In March 2018 Secretary Zinke visited North Cascades National Park headquarters in Sedro-Woolley explicitly to announce his belief that grizzlies belong in the North Cascades. He directed the National Park Service and U.S. Fish & Wildlife Service to accelerate completion of the plan. While this surprised local officials, they didn’t quit their opposition.
Grizzly restoration shelved
In 2020, Zinke’s successor, energy industry lobbyist David Bernhardt, reversed Zinke in response to Congressman Dan Newhouse’s need to assuage his eastern Washington constituents. The Skagit County Commissioners once again joined commissioners in several other counties to oppose implementing the Endangered Species Act. For now, planning to restore the grizzly bear to the North Cascade Ecosystem has been halted.
The saga of restoring the grizzly to the wild Cascades will continue. Skagit County Commissioners will have another chance to consider whether wildlife management is truly part of their portfolio or something better left to the people whose job and expertise it truly is.
Nationally-owned public lands, the heritage of every American, that lie within county boundaries seem to often rankle county officials, making them an easy audience for far right groups. These lands do not directly generate county tax revenues nor require county services, though because of them counties receive free federal money from two programs, Payment in Lieu of Taxes and Secure Rural Schools.
Even though Washington State and other western states gave up all claim to federal lands at statehood, it still bothers some county government leaders that these vast acreages, property of all Americans, lie beyond their control.
A moral and ethical imperative
The Endangered Species Act is based on a moral and ethical imperative embraced by the people’s representatives in Congress and by the vast majority of Americans. This imperative recognizes the reality that Earth is the home we share with many other living things and that it is not for us to cause their demise.

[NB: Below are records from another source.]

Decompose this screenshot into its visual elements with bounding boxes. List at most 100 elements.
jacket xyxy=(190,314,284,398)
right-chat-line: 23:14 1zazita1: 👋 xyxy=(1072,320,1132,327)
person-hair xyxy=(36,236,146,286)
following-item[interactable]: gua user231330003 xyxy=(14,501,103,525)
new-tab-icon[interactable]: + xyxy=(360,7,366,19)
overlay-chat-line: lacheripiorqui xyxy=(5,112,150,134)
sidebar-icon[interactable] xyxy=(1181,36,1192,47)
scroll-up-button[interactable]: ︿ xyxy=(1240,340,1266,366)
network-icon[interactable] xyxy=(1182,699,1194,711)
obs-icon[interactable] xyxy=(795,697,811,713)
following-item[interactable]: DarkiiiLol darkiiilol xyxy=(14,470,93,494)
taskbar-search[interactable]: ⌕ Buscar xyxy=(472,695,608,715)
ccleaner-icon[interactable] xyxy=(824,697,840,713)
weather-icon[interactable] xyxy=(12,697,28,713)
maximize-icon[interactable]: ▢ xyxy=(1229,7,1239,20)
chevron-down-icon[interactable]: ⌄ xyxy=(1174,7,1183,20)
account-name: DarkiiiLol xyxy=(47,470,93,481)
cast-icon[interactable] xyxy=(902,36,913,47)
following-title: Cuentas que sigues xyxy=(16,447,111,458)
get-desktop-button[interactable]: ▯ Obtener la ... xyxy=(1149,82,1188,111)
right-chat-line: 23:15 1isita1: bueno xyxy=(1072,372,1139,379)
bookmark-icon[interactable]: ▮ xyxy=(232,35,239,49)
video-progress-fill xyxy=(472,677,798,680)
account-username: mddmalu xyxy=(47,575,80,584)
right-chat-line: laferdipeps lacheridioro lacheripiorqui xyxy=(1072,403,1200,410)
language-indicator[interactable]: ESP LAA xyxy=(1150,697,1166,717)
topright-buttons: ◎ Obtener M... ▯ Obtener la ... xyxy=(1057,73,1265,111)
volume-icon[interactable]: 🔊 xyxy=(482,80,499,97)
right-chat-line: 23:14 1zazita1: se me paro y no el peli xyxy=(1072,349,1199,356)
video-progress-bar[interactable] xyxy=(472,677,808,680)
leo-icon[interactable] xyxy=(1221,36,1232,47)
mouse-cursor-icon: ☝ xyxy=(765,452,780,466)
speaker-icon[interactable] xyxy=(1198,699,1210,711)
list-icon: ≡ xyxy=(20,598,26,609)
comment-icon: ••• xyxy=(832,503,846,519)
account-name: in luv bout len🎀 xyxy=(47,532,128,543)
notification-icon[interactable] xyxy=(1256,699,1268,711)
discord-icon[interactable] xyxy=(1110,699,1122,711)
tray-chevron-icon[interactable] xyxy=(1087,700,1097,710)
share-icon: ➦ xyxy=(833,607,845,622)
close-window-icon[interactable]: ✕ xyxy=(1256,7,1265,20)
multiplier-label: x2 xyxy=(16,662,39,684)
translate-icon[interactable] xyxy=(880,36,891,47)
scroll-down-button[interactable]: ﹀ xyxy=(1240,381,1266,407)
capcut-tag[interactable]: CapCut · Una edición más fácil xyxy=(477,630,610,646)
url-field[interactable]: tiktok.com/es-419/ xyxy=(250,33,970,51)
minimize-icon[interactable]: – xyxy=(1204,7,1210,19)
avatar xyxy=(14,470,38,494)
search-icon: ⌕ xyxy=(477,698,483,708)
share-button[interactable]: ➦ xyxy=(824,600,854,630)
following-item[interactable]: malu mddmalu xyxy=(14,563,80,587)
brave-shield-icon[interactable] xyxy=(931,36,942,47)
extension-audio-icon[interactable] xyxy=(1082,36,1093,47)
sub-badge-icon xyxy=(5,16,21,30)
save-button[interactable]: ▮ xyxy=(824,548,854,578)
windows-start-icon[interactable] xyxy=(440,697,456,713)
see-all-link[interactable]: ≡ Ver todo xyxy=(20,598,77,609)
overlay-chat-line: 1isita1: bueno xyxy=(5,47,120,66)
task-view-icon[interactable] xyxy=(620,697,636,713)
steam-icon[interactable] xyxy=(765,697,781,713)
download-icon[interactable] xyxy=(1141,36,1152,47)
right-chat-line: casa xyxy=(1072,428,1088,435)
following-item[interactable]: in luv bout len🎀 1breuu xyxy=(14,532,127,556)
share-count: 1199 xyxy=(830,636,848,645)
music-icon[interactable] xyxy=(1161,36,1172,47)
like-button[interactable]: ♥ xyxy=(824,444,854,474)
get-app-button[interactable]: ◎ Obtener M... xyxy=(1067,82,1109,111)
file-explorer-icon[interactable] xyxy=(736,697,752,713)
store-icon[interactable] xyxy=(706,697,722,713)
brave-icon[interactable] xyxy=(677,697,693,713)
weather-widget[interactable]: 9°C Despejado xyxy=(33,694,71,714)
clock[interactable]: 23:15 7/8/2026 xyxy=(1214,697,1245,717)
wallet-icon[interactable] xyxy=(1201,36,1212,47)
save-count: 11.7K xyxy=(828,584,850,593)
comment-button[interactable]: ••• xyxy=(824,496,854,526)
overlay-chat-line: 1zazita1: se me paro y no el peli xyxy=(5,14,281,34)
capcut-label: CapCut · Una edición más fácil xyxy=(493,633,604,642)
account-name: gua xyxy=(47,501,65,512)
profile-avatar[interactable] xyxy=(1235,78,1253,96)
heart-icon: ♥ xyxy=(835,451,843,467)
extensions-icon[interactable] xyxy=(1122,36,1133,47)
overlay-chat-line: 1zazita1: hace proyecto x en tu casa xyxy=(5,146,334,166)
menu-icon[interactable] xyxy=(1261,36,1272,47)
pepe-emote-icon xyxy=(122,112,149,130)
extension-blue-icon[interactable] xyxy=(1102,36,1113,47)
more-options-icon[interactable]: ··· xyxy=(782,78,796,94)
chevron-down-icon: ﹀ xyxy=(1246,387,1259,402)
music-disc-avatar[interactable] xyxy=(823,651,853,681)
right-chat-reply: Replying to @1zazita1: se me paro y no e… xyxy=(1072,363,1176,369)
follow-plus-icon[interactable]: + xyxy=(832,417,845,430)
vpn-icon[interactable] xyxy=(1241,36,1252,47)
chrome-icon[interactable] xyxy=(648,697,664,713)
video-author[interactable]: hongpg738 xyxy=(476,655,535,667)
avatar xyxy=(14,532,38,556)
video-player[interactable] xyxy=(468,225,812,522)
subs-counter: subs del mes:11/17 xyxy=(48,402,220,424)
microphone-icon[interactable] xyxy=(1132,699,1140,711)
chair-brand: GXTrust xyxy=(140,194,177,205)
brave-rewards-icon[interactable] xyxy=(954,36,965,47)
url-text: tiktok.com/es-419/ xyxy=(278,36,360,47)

We Skagit residents are fortunate to live close enough to the wild Cascades to get to know them if we choose. With patience and luck, we can observe and marvel at the creatures that live there. With thought and care, we can do so without conflict.
Restoration should not be taken as a time or reason to use public funds to consort with right wing groups. We human beings are responsible for the near extinction of the great bear and its removal from the natural life of the Cascades. It was wrong to do that, just as it was wrong to cause the near extinction of salmon and other creatures. Now it’s time to do the right thing and focus on restoration.
It’s time too for public transparency to become the rule in Skagit County government – transparency about the organizations our county leaders choose to engage with, the issues they choose to take on, and the expertise they choose to tap.
Tim Manns moved to Skagit County in 1992 to work on the staff of North Cascades National Park. In retirement, he volunteers for conservation organizations dedicated to keeping the Skagit a special place.